The research assessed the attitudes towards fathers taking parental leave in the workplace and reveals 20% of dads have changed jobs to better reconcile work and family obligations.

The challenging nature of workplace attitudes towards male parenting roles is evident: nearly half of fathers have been discriminated against for taking care of their children; 12% suffered a job loss after exercising their right to take parental leave or to work flexibly to care for a child, while 10% experienced a demotion. 13% suffered verbal abuse, and another 13% were mocked for their actions.

Just under a third (30%) believe fear of the negative impact on their career prevented them from being as involved in childcare as they wanted.

A lack of flexible working options in the workplace are also cited as a barrier to fathers’ involvement with their children: eight in ten fathers believe flexible working would help them care for their children, and over half (54.3%) find their work schedule prevents them from doing as much childcare as they want to.
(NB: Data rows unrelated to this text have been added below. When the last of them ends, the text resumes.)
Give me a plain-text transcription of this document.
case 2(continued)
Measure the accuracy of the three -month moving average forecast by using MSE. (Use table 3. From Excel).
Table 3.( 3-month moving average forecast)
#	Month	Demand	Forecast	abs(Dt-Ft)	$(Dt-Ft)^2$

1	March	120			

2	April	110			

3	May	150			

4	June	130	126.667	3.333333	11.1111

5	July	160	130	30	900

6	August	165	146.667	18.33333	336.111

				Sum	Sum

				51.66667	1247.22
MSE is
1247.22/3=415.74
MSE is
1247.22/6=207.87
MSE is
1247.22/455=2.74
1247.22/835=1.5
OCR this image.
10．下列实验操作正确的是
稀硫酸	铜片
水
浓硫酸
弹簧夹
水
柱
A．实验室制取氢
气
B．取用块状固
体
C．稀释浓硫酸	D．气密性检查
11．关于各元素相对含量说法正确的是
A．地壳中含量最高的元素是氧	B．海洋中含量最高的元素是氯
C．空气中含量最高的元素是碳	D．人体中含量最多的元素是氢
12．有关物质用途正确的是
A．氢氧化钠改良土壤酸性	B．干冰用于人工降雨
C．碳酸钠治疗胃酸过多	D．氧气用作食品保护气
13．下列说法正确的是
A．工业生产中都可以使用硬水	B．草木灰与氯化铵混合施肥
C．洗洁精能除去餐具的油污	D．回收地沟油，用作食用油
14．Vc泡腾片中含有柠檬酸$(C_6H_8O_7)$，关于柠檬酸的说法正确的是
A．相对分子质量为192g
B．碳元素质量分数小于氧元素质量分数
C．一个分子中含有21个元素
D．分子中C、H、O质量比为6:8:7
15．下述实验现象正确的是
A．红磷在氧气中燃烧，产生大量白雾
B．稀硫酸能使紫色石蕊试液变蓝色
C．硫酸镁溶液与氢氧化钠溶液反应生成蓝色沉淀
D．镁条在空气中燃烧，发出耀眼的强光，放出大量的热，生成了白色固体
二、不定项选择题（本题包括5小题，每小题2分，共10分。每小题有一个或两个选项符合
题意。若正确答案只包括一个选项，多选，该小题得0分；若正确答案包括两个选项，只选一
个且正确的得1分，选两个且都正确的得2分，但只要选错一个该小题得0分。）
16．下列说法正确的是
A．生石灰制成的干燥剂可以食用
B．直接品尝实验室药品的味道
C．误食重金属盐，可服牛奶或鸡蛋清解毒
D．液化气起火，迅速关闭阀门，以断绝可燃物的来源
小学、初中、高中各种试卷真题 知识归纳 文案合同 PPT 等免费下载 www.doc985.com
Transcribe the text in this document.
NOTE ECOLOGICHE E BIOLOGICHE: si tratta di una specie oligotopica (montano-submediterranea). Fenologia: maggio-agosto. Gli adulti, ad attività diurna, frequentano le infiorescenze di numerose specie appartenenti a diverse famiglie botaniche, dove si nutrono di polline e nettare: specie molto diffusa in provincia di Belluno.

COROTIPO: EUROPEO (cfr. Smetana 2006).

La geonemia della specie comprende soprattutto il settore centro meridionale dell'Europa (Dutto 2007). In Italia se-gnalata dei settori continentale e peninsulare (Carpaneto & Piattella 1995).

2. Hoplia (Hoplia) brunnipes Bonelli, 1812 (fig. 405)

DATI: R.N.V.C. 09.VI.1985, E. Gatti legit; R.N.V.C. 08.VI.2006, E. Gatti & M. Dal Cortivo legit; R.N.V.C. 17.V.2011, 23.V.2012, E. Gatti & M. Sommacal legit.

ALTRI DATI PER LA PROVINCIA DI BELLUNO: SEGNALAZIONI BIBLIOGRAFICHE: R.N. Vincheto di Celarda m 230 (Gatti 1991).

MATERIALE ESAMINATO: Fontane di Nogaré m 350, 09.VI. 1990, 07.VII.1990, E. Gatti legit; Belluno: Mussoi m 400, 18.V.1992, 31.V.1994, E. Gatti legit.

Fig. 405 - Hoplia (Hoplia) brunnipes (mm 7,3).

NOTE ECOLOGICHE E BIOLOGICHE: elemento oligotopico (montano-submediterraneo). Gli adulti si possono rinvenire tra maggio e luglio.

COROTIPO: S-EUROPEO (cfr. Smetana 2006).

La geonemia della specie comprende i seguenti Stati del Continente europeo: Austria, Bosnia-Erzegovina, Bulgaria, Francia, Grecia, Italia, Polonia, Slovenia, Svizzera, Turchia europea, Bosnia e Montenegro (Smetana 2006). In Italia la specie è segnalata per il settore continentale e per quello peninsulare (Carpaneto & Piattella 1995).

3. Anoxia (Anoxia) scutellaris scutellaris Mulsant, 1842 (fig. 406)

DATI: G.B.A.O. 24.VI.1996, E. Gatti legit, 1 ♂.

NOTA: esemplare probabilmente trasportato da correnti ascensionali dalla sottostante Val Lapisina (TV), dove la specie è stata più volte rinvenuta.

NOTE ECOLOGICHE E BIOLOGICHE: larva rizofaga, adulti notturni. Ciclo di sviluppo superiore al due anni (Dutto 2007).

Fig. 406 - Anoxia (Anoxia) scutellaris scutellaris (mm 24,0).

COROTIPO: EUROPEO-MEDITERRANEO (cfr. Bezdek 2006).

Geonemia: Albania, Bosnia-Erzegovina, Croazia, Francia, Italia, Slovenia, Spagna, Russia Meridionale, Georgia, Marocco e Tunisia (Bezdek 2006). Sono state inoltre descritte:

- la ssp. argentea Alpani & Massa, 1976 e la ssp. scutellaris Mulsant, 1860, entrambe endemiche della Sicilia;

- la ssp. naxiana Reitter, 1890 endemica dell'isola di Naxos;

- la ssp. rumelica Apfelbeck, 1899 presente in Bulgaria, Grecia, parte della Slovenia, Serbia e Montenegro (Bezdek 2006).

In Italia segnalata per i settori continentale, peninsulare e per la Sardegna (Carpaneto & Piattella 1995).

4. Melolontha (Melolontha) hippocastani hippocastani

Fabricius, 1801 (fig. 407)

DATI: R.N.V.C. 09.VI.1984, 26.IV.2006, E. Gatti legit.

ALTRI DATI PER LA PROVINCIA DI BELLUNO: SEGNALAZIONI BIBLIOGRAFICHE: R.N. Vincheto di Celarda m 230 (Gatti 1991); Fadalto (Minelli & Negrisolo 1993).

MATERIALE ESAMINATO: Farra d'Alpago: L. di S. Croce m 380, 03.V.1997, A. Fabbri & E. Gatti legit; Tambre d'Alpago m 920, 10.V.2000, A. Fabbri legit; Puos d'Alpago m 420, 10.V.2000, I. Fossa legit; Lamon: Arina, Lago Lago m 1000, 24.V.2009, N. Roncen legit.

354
Andrew Johnson, MD of PowWowNow, commented on the findings: “As a result of the coronavirus pandemic, the majority of businesses have now put the technologies and processes in place to facilitate remote working, and workforces are accustomed to these practices. There is no longer any excuse for companies not to provide flexible working options going forward to empower fathers to better balance work and family commitments. These need to include flexible hours as well as remote working options.

“With most of the UK workforce currently working at home, parents have been taking on bigger childcare burdens while balancing work. Decision-makers must move to ensure policy supports all working parents— we need parental leave that works for both men and women if we are to tackle gender disparities and create fair and happy societies.”